Apple hat in dieser Woche kurzzeitig eine Marktkapitalisierung von mehr als drei Billionen US-Dollar erreicht. Das war ein Höhepunkt für das Tech-Unternehmen, nachdem es 2021 sogar den Bitcoin an der Börse geschlagen hat. Das Unternehmen erreicht einen beispiellosen Wert - und damit auch eine Stärke auf dem Finanzmarkt, die immer größer wird. Kaum ein Anleger bleibt von dem Unternehmen verschont - ob direkt in Apple-Aktien investiert oder nicht.

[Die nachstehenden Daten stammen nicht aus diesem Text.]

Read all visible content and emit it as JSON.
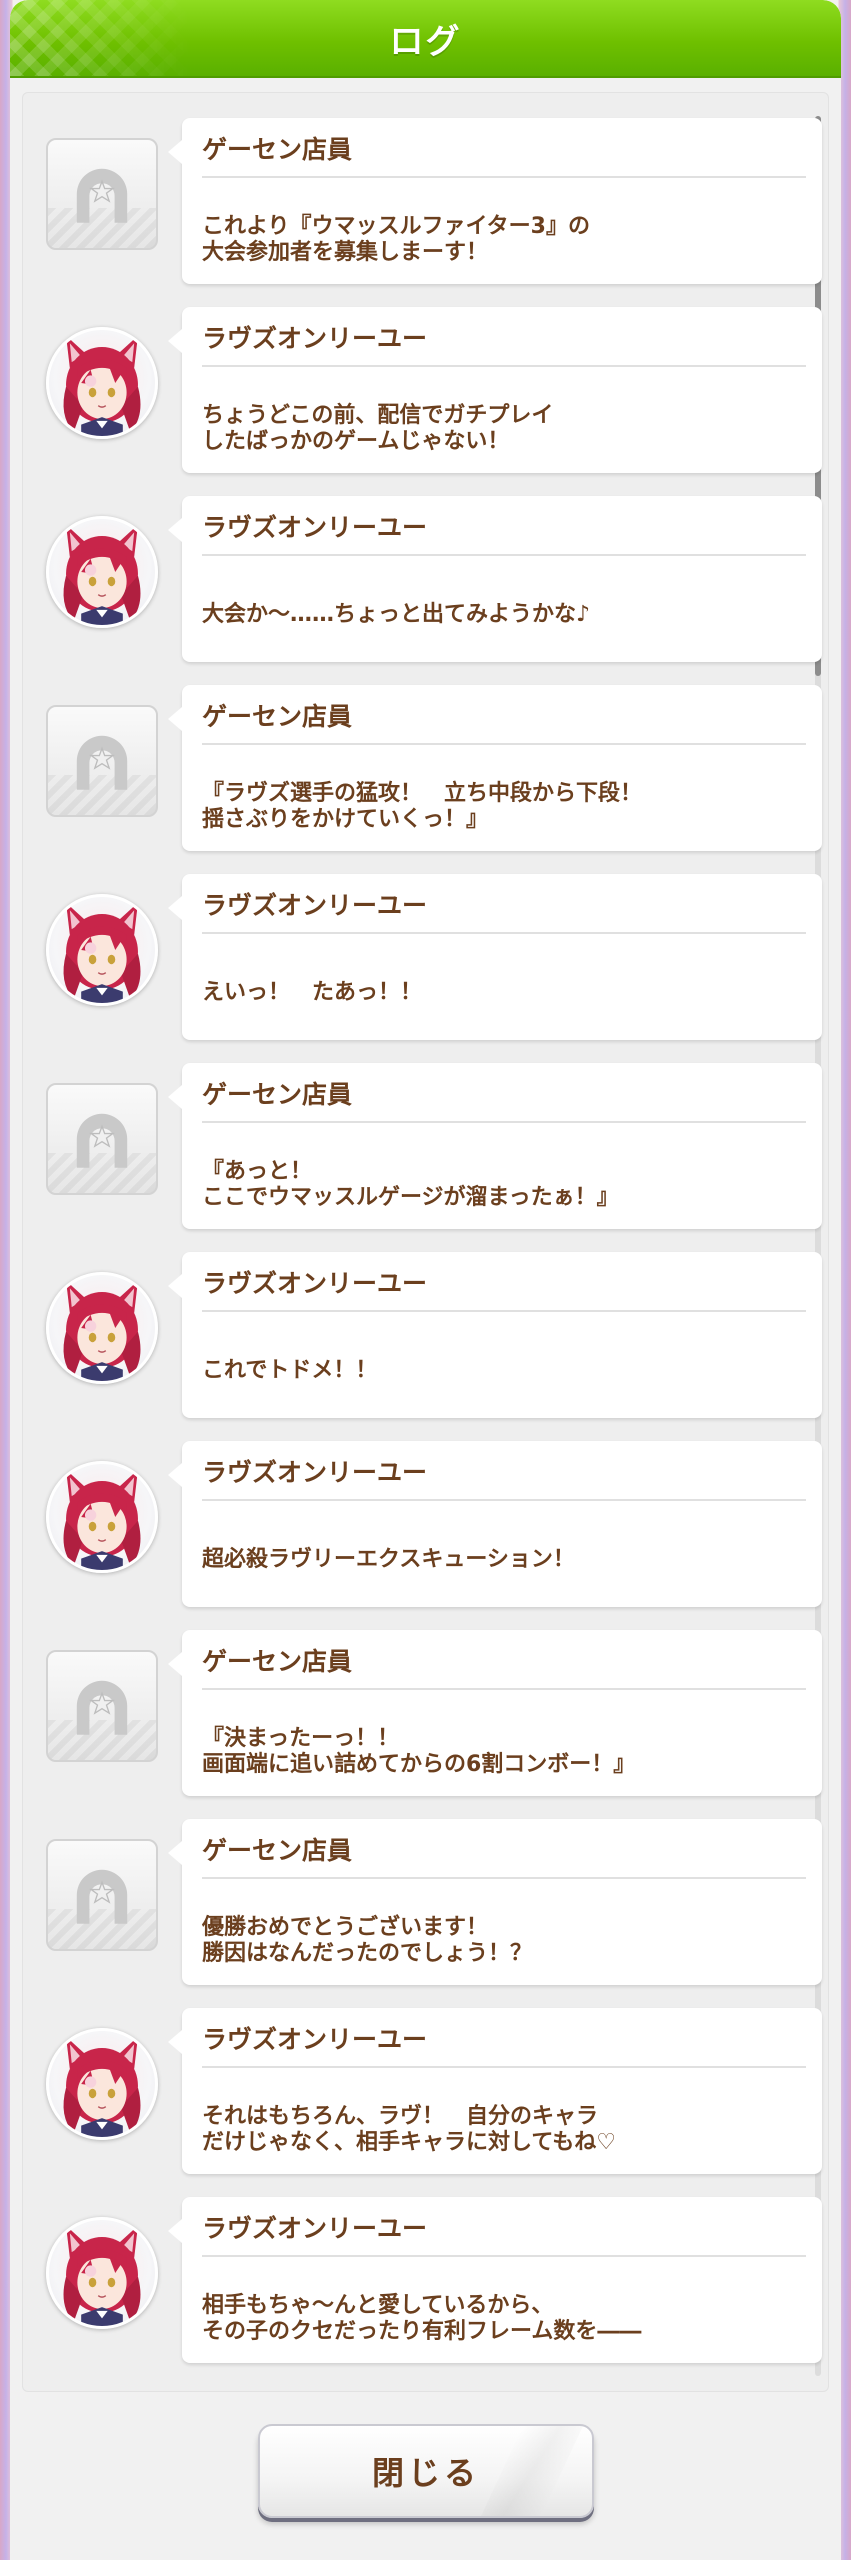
{
  "header": {
    "title": "ログ"
  },
  "colors": {
    "header_green": "#6fc000",
    "text_brown": "#6b3f1e",
    "character_hair": "#c8254a"
  },
  "entries": [
    {
      "speaker": "ゲーセン店員",
      "avatar": "horseshoe-placeholder-icon",
      "lines": [
        "これより『ウマッスルファイター3』の",
        "大会参加者を募集しまーす！"
      ]
    },
    {
      "speaker": "ラヴズオンリーユー",
      "avatar": "character-portrait",
      "lines": [
        "ちょうどこの前、配信でガチプレイ",
        "したばっかのゲームじゃない！"
      ]
    },
    {
      "speaker": "ラヴズオンリーユー",
      "avatar": "character-portrait",
      "lines": [
        "大会か～……ちょっと出てみようかな♪"
      ]
    },
    {
      "speaker": "ゲーセン店員",
      "avatar": "horseshoe-placeholder-icon",
      "lines": [
        "『ラヴズ選手の猛攻！　立ち中段から下段！",
        "揺さぶりをかけていくっ！』"
      ]
    },
    {
      "speaker": "ラヴズオンリーユー",
      "avatar": "character-portrait",
      "lines": [
        "えいっ！　たあっ！！"
      ]
    },
    {
      "speaker": "ゲーセン店員",
      "avatar": "horseshoe-placeholder-icon",
      "lines": [
        "『あっと！",
        "ここでウマッスルゲージが溜まったぁ！』"
      ]
    },
    {
      "speaker": "ラヴズオンリーユー",
      "avatar": "character-portrait",
      "lines": [
        "これでトドメ！！"
      ]
    },
    {
      "speaker": "ラヴズオンリーユー",
      "avatar": "character-portrait",
      "lines": [
        "超必殺ラヴリーエクスキューション！"
      ]
    },
    {
      "speaker": "ゲーセン店員",
      "avatar": "horseshoe-placeholder-icon",
      "lines": [
        "『決まったーっ！！",
        "画面端に追い詰めてからの6割コンボー！』"
      ]
    },
    {
      "speaker": "ゲーセン店員",
      "avatar": "horseshoe-placeholder-icon",
      "lines": [
        "優勝おめでとうございます！",
        "勝因はなんだったのでしょう！？"
      ]
    },
    {
      "speaker": "ラヴズオンリーユー",
      "avatar": "character-portrait",
      "lines": [
        "それはもちろん、ラヴ！　自分のキャラ",
        "だけじゃなく、相手キャラに対してもね♡"
      ]
    },
    {
      "speaker": "ラヴズオンリーユー",
      "avatar": "character-portrait",
      "lines": [
        "相手もちゃ～んと愛しているから、",
        "その子のクセだったり有利フレーム数を――"
      ]
    }
  ],
  "footer": {
    "close_label": "閉じる"
  }
}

Apple ist nicht das einzige Unternehmen, das in den letzten Jahren neue Dimensionen an Wert erreicht hat. Seit das von Steve Jobs gegründete Unternehmen im Jahr 2018 den Billionen-US-Dollar-Club gegründet hat, sind sechs weitere Unternehmen hinzugekommen. Dazu gehören neben dem iPhone-Hersteller auch Alphabet (Google), Microsoft, Tesla und Amazon. Meta (Facebook) überschritt Ende 2021 kurzzeitig die Billionen-US-Dollar-Marke, hat aber wieder an Wert verloren. Seit dem Börsengang des saudischen Ölkonzerns im Jahr 2019 gilt auch Saudi Aramco als Billionen-US-Dollar-Unternehmen.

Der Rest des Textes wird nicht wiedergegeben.